Прошло… не представляю, сколько… может, месяц, может, больше. Никто меня не вызывал, одни сводящие с ума мысли: что с моими? как идет война? идет ли?..
Всегда одно и то же: в шесть утра – подъем. Дальше два часа безделья, но спать не дают. На Лубянке нет «кормушек» (прорези в дверях камер со створкой, которая падает, образуя столик). В восемь открывается дверь, и надзиратель молча подает обычный «завтрак» – пайку (непропеченный хлеб, наполовину из картофельных очисток) и плескает кипяток из ведра в ваш чайник. Но к нему два кусочка сахара – лубянская роскошь. Днем кашица на воде…

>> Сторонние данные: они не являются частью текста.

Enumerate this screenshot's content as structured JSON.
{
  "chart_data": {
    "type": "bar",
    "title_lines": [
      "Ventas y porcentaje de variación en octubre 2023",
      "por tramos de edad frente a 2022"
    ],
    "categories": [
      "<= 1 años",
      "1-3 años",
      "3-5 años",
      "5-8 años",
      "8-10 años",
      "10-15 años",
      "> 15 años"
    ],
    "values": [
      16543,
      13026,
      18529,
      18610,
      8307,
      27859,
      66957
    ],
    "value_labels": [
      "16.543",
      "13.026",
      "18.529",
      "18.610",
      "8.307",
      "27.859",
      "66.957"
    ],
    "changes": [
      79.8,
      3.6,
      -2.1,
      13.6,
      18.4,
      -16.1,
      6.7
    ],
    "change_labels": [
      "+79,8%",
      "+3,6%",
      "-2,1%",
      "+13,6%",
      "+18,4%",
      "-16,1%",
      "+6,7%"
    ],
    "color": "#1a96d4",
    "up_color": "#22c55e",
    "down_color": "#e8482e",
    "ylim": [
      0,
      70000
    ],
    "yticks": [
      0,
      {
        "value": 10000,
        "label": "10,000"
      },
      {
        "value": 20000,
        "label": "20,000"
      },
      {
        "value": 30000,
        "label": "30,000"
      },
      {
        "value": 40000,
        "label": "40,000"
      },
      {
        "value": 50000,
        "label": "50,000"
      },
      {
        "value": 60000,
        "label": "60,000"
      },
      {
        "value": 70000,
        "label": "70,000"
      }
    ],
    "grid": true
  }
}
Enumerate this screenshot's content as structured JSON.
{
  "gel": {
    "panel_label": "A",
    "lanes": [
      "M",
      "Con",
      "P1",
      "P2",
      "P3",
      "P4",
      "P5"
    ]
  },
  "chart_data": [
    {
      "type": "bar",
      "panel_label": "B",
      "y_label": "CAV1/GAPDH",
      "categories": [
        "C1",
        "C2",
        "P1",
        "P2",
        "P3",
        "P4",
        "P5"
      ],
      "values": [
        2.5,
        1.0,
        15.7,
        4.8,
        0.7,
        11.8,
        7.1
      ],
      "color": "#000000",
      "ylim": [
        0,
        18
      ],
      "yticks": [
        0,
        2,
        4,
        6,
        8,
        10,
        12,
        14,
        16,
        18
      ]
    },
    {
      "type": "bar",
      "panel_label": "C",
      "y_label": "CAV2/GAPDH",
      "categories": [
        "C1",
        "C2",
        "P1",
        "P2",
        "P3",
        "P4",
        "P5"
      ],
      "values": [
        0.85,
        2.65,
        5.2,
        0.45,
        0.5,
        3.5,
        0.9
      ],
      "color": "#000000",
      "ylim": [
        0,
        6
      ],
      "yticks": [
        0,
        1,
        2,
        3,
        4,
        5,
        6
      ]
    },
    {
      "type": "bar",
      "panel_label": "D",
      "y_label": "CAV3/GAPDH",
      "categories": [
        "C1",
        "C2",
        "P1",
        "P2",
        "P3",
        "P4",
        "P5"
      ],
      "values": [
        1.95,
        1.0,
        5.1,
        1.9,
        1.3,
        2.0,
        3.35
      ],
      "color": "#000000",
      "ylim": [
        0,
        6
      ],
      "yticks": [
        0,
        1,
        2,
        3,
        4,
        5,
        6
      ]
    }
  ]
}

В девять утра – проверка. Прогулка – двадцать минут в сыром лубянском дворике, затаившемся между высоких стен, этаком петербургском колодце. Так положено для камер в нижних этажах…
Я уже сходил с ума, когда однажды ночью шумно вошел надзиратель:
– На выход!
Какая это была радость – меня вели мучить, но зато кончилась пытка одиночкой… Мы шли… Повторение пройденного: через бесконечные переходы и пролеты меня вел выводящий (конвоир).

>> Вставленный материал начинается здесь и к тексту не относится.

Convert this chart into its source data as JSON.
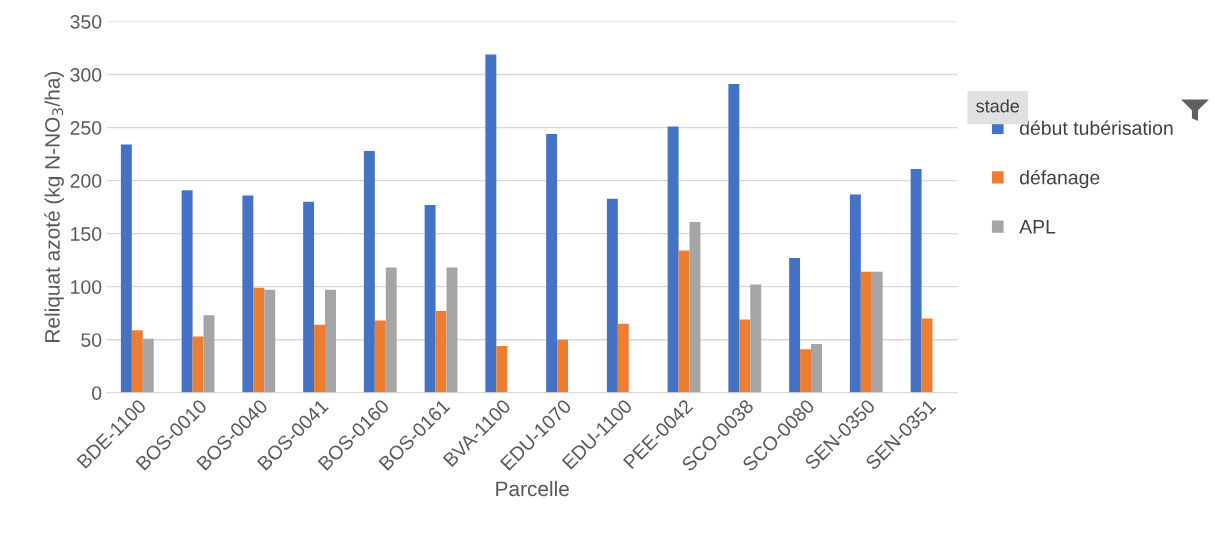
{
  "chart_data": {
    "type": "bar",
    "xlabel": "Parcelle",
    "ylabel": "Reliquat azoté (kg N-NO$_{3}$/ha)",
    "legend_title": "stade",
    "categories": [
      "BDE-1100",
      "BOS-0010",
      "BOS-0040",
      "BOS-0041",
      "BOS-0160",
      "BOS-0161",
      "BVA-1100",
      "EDU-1070",
      "EDU-1100",
      "PEE-0042",
      "SCO-0038",
      "SCO-0080",
      "SEN-0350",
      "SEN-0351"
    ],
    "series": [
      {
        "name": "début tubérisation",
        "color": "#4472c4",
        "values": [
          234,
          191,
          186,
          180,
          228,
          177,
          319,
          244,
          183,
          251,
          291,
          127,
          187,
          211
        ]
      },
      {
        "name": "défanage",
        "color": "#ed7d31",
        "values": [
          59,
          53,
          99,
          64,
          68,
          77,
          44,
          50,
          65,
          134,
          69,
          41,
          114,
          70
        ]
      },
      {
        "name": "APL",
        "color": "#a5a5a5",
        "values": [
          51,
          73,
          97,
          97,
          118,
          118,
          null,
          null,
          null,
          161,
          102,
          46,
          114,
          null
        ]
      }
    ],
    "ylim": [
      0,
      350
    ],
    "yticks": [
      0,
      50,
      100,
      150,
      200,
      250,
      300,
      350
    ],
    "grid": "y",
    "legend": "right"
  }
}
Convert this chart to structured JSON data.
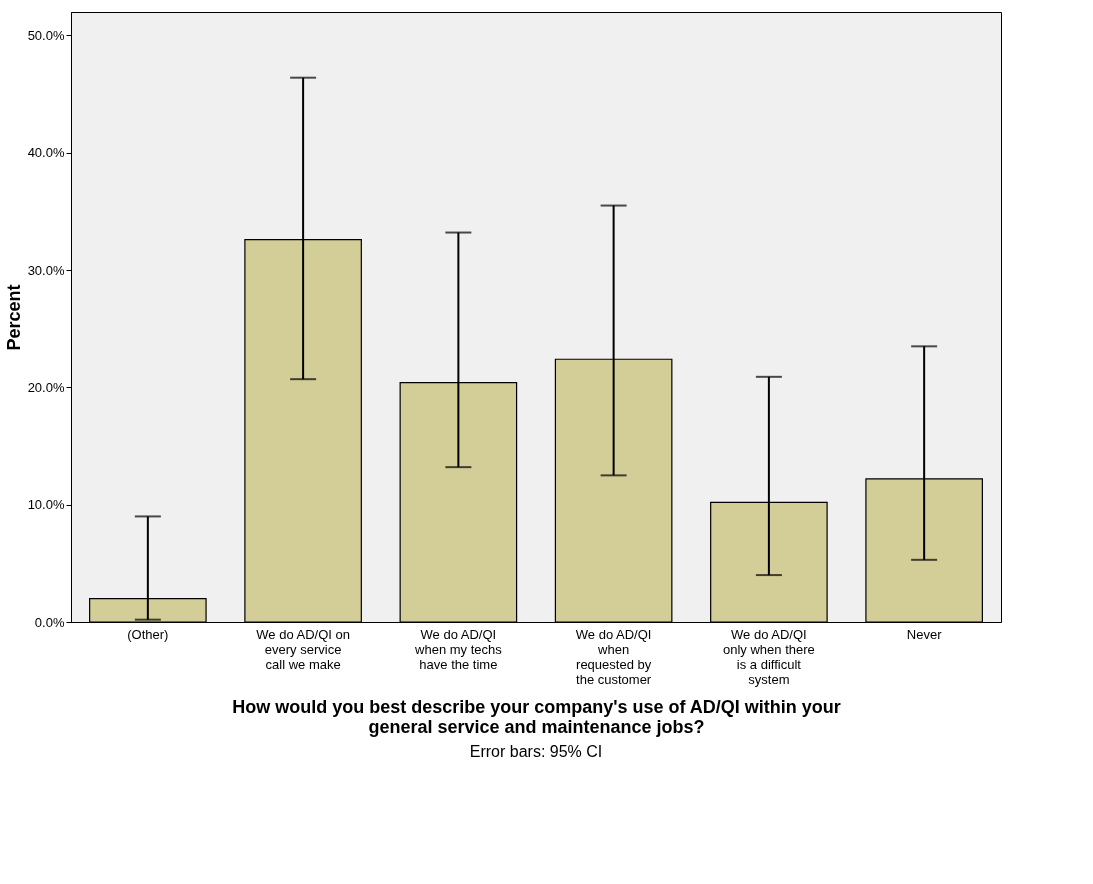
{
  "chart_data": {
    "type": "bar",
    "xlabel": "How would you best describe your company's use of AD/QI within your\ngeneral service and maintenance jobs?",
    "ylabel": "Percent",
    "categories": [
      "(Other)",
      "We do AD/QI on\nevery service\ncall we make",
      "We do AD/QI\nwhen my techs\nhave the time",
      "We do AD/QI\nwhen\nrequested by\nthe customer",
      "We do AD/QI\nonly when there\nis a difficult\nsystem",
      "Never"
    ],
    "values": [
      2.0,
      32.6,
      20.4,
      22.4,
      10.2,
      12.2
    ],
    "errors": [
      [
        0.2,
        9.0
      ],
      [
        20.7,
        46.4
      ],
      [
        13.2,
        33.2
      ],
      [
        12.5,
        35.5
      ],
      [
        4.0,
        20.9
      ],
      [
        5.3,
        23.5
      ]
    ],
    "color": "#d3ce97",
    "ylim": [
      0,
      52
    ],
    "yticks": [
      {
        "value": 0,
        "label": "0.0%"
      },
      {
        "value": 10,
        "label": "10.0%"
      },
      {
        "value": 20,
        "label": "20.0%"
      },
      {
        "value": 30,
        "label": "30.0%"
      },
      {
        "value": 40,
        "label": "40.0%"
      },
      {
        "value": 50,
        "label": "50.0%"
      }
    ],
    "grid": false,
    "annotations": [
      "Error bars: 95% CI"
    ]
  }
}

Постучал ключами о пряжку фирменного ремня – значит, другой заключенный шел навстречу. Немедленно скомандовал:
– Лицом к стене!
Не могу не отметить: при Кобе создали образцовую тюрьму-пытку. Тюрьму с большой (хочется сказать «огромной») буквы. И война ее не переменила.

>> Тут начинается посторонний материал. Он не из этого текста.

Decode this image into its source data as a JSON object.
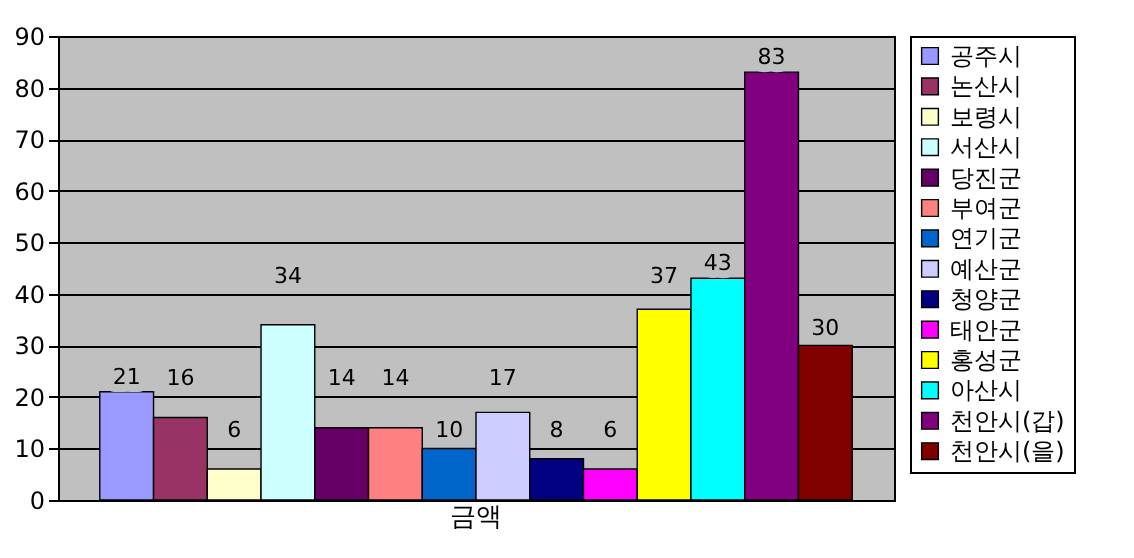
{
  "chart_data": {
    "type": "bar",
    "categories": [
      "금액"
    ],
    "series": [
      {
        "name": "공주시",
        "color": "#9999ff",
        "values": [
          21
        ]
      },
      {
        "name": "논산시",
        "color": "#993366",
        "values": [
          16
        ]
      },
      {
        "name": "보령시",
        "color": "#ffffcc",
        "values": [
          6
        ]
      },
      {
        "name": "서산시",
        "color": "#ccffff",
        "values": [
          34
        ]
      },
      {
        "name": "당진군",
        "color": "#660066",
        "values": [
          14
        ]
      },
      {
        "name": "부여군",
        "color": "#ff8080",
        "values": [
          14
        ]
      },
      {
        "name": "연기군",
        "color": "#0066cc",
        "values": [
          10
        ]
      },
      {
        "name": "예산군",
        "color": "#ccccff",
        "values": [
          17
        ]
      },
      {
        "name": "청양군",
        "color": "#000080",
        "values": [
          8
        ]
      },
      {
        "name": "태안군",
        "color": "#ff00ff",
        "values": [
          6
        ]
      },
      {
        "name": "홍성군",
        "color": "#ffff00",
        "values": [
          37
        ]
      },
      {
        "name": "아산시",
        "color": "#00ffff",
        "values": [
          43
        ]
      },
      {
        "name": "천안시(갑)",
        "color": "#800080",
        "values": [
          83
        ]
      },
      {
        "name": "천안시(을)",
        "color": "#800000",
        "values": [
          30
        ]
      }
    ],
    "ylim": [
      0,
      90
    ],
    "yticks": [
      0,
      10,
      20,
      30,
      40,
      50,
      60,
      70,
      80,
      90
    ],
    "grid": "y",
    "legend": "right",
    "data_labels": true
  }
}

Я сидел в углу за маленьким столиком. Следователь – мордатый молодой (ему бы на фронт), из новобранцев, тех, кто пришел на смену уничтоженным Кобой сотрудникам Ягоды и работничкам Ежова, – расположился в другом углу за огромным столом под портретами Кобы и Берии.
Я подумал: наверное, в моем бывшем кабинете сейчас сидит такой же. Коба набрал новых следователей, на этот раз из крестьянских детей. Как правило, отцы их – кулаки, сидевшие в лагерях или уже расстрелянные. Для них Коба сочинил лозунг: «Сын за отца не ответчик». Но сперва сыну предстояло проклясть отца и забыть его. «Отречься от отца во имя мое», – когда-то учили мы Евангелие. Того же требовал Коба, как и положено новому Богу. Пройдя службу в армии, где им прочищали мозги, они после демобилизации охотно поступали в НКВД оперативными работниками. Вместо тяжкого крестьянского труда – принадлежность к главной власти, к НКВД, высокий оклад, спецпаек, дома отдыха… Они становились верными слугами Кобы.
Жутковатый парадокс: именем убившей их отцов, часто ненавидимой ими Революции они мучили и расстреливали нас, творцов горькой нашей Революции, ее несчастных сыновей.